Most password managers have documentation on how to import your existing passwords from wherever you may be storing them, such as Apple Keychain, Chrome, or another password manager. A good first step is to import your existing login information and wipe it from your old solution (Chrome, Keychain, etc).

After that, I suggest you stop what you’re doing immediately and adopt secure passwords for your most critical accounts. Bank, email, and other accounts you can’t afford to live without. Do it right now before you do anything else.

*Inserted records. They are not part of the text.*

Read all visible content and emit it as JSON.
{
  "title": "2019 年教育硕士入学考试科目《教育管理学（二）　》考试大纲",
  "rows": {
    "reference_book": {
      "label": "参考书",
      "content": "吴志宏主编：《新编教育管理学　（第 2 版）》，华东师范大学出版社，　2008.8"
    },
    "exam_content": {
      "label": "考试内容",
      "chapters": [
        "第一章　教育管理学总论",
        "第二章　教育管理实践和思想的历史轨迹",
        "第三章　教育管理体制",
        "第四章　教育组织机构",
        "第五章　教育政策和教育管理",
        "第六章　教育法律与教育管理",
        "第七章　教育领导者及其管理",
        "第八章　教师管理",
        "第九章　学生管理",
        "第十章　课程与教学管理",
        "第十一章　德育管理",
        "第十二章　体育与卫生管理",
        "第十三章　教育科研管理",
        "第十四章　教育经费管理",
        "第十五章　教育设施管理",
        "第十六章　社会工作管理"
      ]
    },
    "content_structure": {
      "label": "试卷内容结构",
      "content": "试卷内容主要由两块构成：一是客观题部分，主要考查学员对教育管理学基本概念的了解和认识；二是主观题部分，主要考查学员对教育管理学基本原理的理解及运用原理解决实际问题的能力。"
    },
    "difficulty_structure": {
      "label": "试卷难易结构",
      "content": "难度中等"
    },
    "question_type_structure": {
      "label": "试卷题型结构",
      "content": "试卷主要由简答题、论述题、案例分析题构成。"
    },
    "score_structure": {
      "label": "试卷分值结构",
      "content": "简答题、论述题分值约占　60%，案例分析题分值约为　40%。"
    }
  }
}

For the rest of your accounts, I recommend updating your passwords to something secure “as you go.” This means you change passwords as you use them. For example, next time you log into eBay, change your password. Then, next time you order pizza, change that password. In time every account will have a unique, strong password.

Tips & Tricks

For your master login password, I recommend you use a passphrase so that it’s easy to remember but still secure. A passphrase is a series of words rather than a single word or a string of random gibberish. A good passphrase should be at least five random words, so try to avoid famous quotes or obvious words like a list of your children’s names. One common resource for generating a good passphrase is EFF’s Dice-Generated Passphrases. You could also Bitwarden’s free password generator. A good passphrase can take upwards of hundreds of years to brute force or guess.

Make sure you enable two-factor authentication on your password vault - the stronger the better. If you can afford it, I recommend using a security token here even if you don’t use it elsewhere (though I recommend using it wherever possible). Your password vault is a single point of failure, so it’s imperative to put the utmost level of protection on it.

Some password managers also allow you to use them to store your 2FA seeds. This can be convenient, but it does create a single point of failure. If you choose to go this route, be sure to use the highest level of security available on your password manager, such as a strong passphrase with a security token.

Password managers typically include a note-taking section. This is a great spot to take notes like MFA backup codes, answers to security questions, or other account-specific details you want to remember. However, beware that this creates a single point of failure for each account, so ensure that you’re applying maximum protection to your password manager in this case.

A common strategy for added account security is to give false answers to security questions. For example, a common security question is “what is your father’s middle name?” This kind of information is easy to find online for most people these days due to the increasingly digital nature of public records. A criminal could call the bank posing as you, answer the question, and transfer all your funds out of your account. Instead of the true answer, answer with a randomly generated word and record it in the notes section. Again, be sure to secure your password manager as well as possible because this is still creating a single point of failure.

If you want to see which services currently support passkeys, you can check 1Password’s Passkey Directory or Bitwarden’s Passkey Index.